L’Avv. Giuseppe Angelo Monardo è avvocato cassazionista; coordinatore di uno staff multidisciplinare operante a livello nazionale in diritto bancario e tributario; Gestore della crisi da sovraindebitamento (L. 3/2012) iscritto negli elenchi del Ministero della Giustizia; professionista fiduciario di un OCC (Organismo di Composizione della Crisi); Esperto Negoziatore della crisi d’impresa ai sensi del D.L. 118/2021.

Su questo tema pesa in modo particolare l’abilitazione di Esperto Negoziatore della crisi d’impresa ai sensi del D.L. 118/2021: significa conoscere la composizione negoziata dal punto di vista di chi è chiamato a condurla, sapere quali informazioni l’esperto valuterà, quali condotte fanno maturare un giudizio di correttezza e quali fanno archiviare la procedura.
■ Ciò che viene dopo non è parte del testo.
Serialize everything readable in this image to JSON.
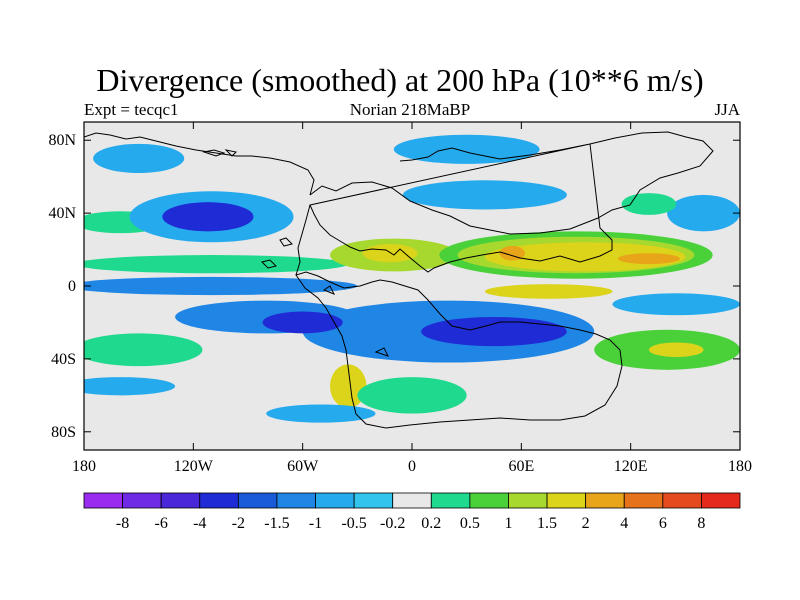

Accanto a essa opera il coordinamento dello staff multidisciplinare nazionale in diritto bancario e tributario, indispensabile quando la controparte è l’agente della riscossione e la partita si gioca su ruoli, notifiche, privilegi e trattabilità del debito erariale. E quando l’impresa non è aggredibile con gli strumenti della crisi d’impresa perché il debitore è un soggetto non fallibile, restano operative le abilitazioni di Gestore della crisi da sovraindebitamento iscritto negli elenchi ministeriali e di professionista fiduciario di un OCC, che aprono i percorsi alternativi previsti dal Codice.

La continuità della strategia è il vero valore aggiunto: la linea difensiva impostata il primo giorno è la stessa che viene sostenuta davanti al tribunale, nel contenzioso tributario e, se necessario, in Cassazione, senza passaggi di mano e senza riletture del caso da parte di professionisti diversi. E poiché la convenienza economica del creditore pubblico è materia da commercialista quanto da avvocato, lo staff che analizza il caso è composto da avvocati e commercialisti che lavorano insieme sullo stesso fascicolo: chi costruisce il confronto con lo scenario liquidatorio e chi costruisce la difesa processuale siedono allo stesso tavolo.


Non vince chi ha ragione: vince chi conosce le regole e muove per primo

La risposta alla domanda da cui siamo partiti, ora, è precisa: la composizione negoziata non blocca le cartelle esattoriali, blocca ciò che con le cartelle si può fare. Ferma pignoramenti, ipoteche e fermi; non ferma ruoli e notifiche. Congela prescrizioni e decadenze; non congela i tuoi termini di impugnazione. Dura al massimo duecentoquaranta giorni; non dura finché serve. Nella partita con la riscossione non prevale chi ha ragione in astratto, ma chi conosce esattamente il perimetro delle regole e muove dentro le finestre giuste.

È il motivo per cui questa materia richiede un professionista che stia contemporaneamente sui due terreni. Lo Studio Monardo lo fa perché l’Avv. Monardo è Esperto Negoziatore della crisi d’impresa ai sensi del D.L. 118/2021 — la qualifica che il legislatore stesso ha creato per condurre queste trattative — ed è avvocato cassazionista a capo di uno staff multidisciplinare nazionale in diritto bancario e tributario, cioè esattamente le competenze certificate che servono quando lo strumento è la composizione negoziata e la controparte è l’Agenzia delle Entrate-Riscossione. Non promettiamo esiti: analizziamo il carico, verifichiamo gli atti, presidiamo i termini e costruiamo la proposta con cui la convenienza della controparte si sposta.